Abstract: "How do you write 'good' code?
How do you write maintainable code?
How do you write code that your colleagues can understand, use and modify safely, without risk of it breaking?
Importantly, how can you do this in a professional environment where there is rarely the luxury of extra time for 'a big clean up'?
These questions are by no means trivial and the issues they touch can be just as important to a team of Data Scientists as the analysis and algorithms they are producing.
In fact it is a real surprise that these matters rarely get more than a short mention in the training of a Data Scientist.
Well, the community of software developers has been pondering these questions for a long time and have come up with various different answers.
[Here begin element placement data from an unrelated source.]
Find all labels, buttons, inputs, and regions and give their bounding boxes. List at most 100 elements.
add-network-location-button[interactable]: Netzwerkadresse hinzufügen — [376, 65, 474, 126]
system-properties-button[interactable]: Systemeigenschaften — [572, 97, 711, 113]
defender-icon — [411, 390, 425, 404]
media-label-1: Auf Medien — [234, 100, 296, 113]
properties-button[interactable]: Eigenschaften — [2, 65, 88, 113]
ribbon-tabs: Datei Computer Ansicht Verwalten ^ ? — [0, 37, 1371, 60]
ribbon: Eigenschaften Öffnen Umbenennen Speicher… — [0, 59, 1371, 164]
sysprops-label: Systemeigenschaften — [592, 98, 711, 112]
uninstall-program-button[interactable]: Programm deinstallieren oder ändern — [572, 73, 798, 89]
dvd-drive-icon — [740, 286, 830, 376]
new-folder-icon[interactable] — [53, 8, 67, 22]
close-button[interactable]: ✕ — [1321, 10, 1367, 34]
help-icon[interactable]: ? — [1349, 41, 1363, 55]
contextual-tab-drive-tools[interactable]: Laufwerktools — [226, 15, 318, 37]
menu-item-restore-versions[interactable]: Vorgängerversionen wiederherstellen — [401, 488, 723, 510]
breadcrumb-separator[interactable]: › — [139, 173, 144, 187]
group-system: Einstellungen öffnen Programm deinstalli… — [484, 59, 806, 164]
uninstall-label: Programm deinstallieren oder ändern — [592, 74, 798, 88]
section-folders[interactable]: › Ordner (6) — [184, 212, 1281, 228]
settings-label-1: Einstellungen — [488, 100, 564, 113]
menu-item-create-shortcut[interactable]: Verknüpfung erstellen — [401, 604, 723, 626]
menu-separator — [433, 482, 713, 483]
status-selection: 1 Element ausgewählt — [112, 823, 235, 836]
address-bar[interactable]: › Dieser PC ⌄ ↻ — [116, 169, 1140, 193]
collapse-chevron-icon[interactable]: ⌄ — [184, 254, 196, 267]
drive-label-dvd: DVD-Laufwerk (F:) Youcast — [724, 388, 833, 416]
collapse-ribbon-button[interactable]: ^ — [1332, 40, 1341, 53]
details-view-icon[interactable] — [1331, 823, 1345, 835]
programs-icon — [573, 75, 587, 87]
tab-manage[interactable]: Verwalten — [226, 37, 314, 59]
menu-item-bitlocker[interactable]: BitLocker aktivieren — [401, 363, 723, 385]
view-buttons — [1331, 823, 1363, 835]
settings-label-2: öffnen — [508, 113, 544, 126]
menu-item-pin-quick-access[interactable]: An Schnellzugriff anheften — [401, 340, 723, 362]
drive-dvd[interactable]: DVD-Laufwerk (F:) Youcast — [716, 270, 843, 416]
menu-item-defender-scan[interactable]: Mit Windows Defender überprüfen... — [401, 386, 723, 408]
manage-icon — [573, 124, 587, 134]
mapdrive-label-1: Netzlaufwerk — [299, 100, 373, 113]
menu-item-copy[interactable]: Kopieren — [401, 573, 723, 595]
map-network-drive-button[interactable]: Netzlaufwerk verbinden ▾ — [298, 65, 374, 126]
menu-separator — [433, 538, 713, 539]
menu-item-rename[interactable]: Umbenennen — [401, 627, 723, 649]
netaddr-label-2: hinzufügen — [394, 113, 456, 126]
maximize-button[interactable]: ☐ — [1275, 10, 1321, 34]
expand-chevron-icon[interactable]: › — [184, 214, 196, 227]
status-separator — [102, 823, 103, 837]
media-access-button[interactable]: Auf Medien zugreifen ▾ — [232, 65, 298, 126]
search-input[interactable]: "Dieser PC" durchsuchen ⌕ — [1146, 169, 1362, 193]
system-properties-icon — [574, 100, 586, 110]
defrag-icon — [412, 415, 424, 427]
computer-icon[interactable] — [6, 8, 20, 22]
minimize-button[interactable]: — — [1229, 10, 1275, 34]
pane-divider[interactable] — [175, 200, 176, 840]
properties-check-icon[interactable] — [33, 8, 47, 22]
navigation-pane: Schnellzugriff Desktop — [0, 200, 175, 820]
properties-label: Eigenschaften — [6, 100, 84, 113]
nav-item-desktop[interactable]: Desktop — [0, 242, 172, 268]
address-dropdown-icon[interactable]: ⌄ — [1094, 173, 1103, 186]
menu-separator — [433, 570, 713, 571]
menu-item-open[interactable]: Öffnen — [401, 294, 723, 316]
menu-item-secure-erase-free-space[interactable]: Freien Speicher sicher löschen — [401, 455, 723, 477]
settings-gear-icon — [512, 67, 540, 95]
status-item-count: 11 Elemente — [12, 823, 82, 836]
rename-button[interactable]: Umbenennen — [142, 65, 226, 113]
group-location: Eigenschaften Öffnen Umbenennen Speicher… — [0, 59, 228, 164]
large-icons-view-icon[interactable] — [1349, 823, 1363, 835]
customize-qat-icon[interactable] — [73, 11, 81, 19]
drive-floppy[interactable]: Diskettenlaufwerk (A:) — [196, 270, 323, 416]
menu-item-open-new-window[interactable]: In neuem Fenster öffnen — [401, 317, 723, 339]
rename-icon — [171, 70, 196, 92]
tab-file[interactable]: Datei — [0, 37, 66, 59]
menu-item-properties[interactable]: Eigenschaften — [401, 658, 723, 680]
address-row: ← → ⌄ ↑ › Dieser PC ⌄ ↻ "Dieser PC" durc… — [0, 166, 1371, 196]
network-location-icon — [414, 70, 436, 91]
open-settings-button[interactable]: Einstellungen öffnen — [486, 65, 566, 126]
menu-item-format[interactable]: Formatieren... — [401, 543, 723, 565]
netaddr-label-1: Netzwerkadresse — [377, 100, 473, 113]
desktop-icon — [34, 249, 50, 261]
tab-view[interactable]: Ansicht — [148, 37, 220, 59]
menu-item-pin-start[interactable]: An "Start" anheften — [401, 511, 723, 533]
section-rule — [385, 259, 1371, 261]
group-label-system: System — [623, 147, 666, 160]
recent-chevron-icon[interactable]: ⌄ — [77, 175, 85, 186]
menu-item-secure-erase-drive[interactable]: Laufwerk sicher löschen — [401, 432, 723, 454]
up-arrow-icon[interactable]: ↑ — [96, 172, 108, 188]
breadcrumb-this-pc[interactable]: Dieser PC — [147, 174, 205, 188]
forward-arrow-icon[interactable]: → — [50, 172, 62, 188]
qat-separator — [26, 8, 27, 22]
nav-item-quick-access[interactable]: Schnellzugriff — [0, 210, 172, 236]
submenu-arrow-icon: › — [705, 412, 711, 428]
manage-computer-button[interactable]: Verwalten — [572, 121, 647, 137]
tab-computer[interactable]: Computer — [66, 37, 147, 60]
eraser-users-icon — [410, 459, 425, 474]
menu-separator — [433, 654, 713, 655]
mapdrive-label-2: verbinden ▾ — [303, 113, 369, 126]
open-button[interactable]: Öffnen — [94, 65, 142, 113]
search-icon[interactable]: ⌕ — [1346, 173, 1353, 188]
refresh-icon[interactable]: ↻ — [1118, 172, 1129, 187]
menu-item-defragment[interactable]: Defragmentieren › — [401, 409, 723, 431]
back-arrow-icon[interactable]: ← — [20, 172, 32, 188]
'Test Driven Development' is one answer, formalised by Kent Beck in the 1990s.
In this live coding session Robert Hardy will code up a simple Bayesian classifier in Python, using a TDD approach.
That in itself will be interesting to people unfamiliar with the principles behind a Bayesian classifier.
However, Robert will really be showing how the TDD approach offers a framework that can improve our chances of delivering good code that we can be proud to share with our colleagues.
Bio: Robert Hardy has spent over 12 years working in the finance industry as a quant. He likes to build full-stack numerical applications -- from data pipelines to mathematics to UI -- and has done this mostly in Python and Elm recently.
Robert is the organizer of Full Stack Quants, a meeting of like minds held monthly at Code Node in central London.